This is 30
This is 30
As I think back on the last ten years of my life a phrase comes to mind; stupid, yet fun. I’m kissing my twenties goodbye next week. I feel like I’ve been mentally preparing for some time now. I’m actually really excited to venture into my thirties! There will be things I will miss about being in my twenties, but there are things I am ready to leave behind. In doing so, I will create even better memories in the new adventures to come. A few things I know I won’t miss about my twenties is caring way too much about what people thought about me and going out every. single. night. I remember being out, dressing up, and making sure I wasn’t missing out on activities. The modern day FOMO (Yah I once had it and experienced it, and I’m glad I got that out of my system).
How about worrying about paying for drinks!? Here in Wisconsin we like to play a little game called Bar Dice, (I’m not going to explain the rules, because 1. I suck at explaining games/rules and 2. I would most likely give you wrong information) but it’s a game you get the bartender involved in, in hopes they will end up buying the group shots! I remember rummaging through old purses and using laundry money at the bars to pay for my drinks, or better yet; flirting with a guy to have him pay for my $1 Miller Lite tapper. I’m reminded on a daily basis how stupid and annoying my posts were on Facebook. Now I know I may still post annoying things, but I read a few things I posted in the last few years and I got embarrassed for myself. Anyone remember MySpace? Is that still around? I would legitimately change my songs and background on a daily basis. Can we say attention driven? Sheesh!
I worked in the restaurant industry right out of college up until I started my career in recruiting.
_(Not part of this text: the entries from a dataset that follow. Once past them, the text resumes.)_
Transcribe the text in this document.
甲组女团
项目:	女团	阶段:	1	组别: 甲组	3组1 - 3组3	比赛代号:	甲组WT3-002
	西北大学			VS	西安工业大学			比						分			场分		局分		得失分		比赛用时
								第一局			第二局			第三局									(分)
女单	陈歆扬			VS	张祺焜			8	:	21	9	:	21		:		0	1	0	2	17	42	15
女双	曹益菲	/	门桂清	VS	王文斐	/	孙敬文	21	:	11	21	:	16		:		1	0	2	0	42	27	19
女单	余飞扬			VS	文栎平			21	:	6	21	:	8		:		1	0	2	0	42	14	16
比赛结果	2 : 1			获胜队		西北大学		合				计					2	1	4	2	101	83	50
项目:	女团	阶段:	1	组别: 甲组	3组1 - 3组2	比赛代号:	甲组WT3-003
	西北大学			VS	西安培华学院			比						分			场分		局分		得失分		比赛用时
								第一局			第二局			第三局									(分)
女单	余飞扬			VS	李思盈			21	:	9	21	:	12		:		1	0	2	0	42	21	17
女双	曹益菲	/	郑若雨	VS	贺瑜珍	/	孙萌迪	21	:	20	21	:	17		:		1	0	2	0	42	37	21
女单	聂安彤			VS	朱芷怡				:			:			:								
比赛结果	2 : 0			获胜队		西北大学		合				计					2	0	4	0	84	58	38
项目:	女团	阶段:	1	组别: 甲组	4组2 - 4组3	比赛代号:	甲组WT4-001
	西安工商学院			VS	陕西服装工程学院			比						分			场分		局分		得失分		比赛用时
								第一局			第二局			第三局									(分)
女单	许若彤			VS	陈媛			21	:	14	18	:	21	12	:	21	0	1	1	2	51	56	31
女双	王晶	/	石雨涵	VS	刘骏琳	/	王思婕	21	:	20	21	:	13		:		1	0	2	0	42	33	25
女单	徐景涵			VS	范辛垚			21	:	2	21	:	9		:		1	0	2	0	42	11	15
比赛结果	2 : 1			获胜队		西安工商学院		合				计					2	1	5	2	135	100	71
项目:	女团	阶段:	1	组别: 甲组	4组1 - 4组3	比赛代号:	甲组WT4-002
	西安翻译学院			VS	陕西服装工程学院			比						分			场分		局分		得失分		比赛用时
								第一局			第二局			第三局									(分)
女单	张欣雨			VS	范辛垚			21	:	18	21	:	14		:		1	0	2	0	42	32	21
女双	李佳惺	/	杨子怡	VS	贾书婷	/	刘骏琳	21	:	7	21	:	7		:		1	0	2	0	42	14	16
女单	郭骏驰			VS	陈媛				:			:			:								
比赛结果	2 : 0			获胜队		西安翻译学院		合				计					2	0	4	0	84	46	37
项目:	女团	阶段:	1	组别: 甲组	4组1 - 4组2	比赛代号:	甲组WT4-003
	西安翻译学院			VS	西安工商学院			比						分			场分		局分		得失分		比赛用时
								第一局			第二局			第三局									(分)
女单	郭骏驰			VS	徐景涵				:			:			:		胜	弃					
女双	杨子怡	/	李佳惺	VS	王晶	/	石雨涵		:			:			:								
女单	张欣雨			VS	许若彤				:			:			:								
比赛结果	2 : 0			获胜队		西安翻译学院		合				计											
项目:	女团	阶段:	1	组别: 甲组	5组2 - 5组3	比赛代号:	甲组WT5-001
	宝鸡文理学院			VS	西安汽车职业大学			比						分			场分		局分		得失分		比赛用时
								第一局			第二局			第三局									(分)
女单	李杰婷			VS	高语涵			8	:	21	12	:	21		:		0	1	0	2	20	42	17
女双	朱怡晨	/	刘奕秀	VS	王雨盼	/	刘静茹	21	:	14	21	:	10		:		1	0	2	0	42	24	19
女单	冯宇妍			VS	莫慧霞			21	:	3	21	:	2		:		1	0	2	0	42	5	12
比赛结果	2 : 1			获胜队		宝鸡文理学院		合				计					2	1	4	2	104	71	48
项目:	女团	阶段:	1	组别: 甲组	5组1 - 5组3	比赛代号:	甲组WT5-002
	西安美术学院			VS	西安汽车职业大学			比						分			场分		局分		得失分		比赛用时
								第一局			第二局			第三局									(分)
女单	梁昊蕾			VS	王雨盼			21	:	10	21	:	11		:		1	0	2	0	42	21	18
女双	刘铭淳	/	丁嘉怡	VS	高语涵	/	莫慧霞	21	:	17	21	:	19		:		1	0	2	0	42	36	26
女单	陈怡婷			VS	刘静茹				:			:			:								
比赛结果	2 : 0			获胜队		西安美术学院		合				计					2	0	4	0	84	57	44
I was a server, a bartender, and at one point I was a manager. That industry taught me a lot about life, but it also taught me that I never wanted to continue in that lifestyle. Bartending and serving is GREAT money and quick money, but the hours and the people were literally the absolute worst. The crew I hung out with was always down to go out after a long 4 hour shift of the shystiest people you could ever imagine. I think being in the restaurant industry is vital for people to truly understand what it’s like to serve people that have a shit ton of money, to people that can barely pay their bills at the end of the night; truly an eye opener. I will say I lived it up in my twenties! Did it come with a price? Sure, but it was totally worth it. I drank until the wee mornings with people that are still near and dear to me. Did I make stupid decisions when it came to a lot of avenues of my life? You better believe it. Would I do it all over again the exact same way? I sure would as it lead me to the woman I am this very day. I’m ready to own my thirties just as much as I did my twenties!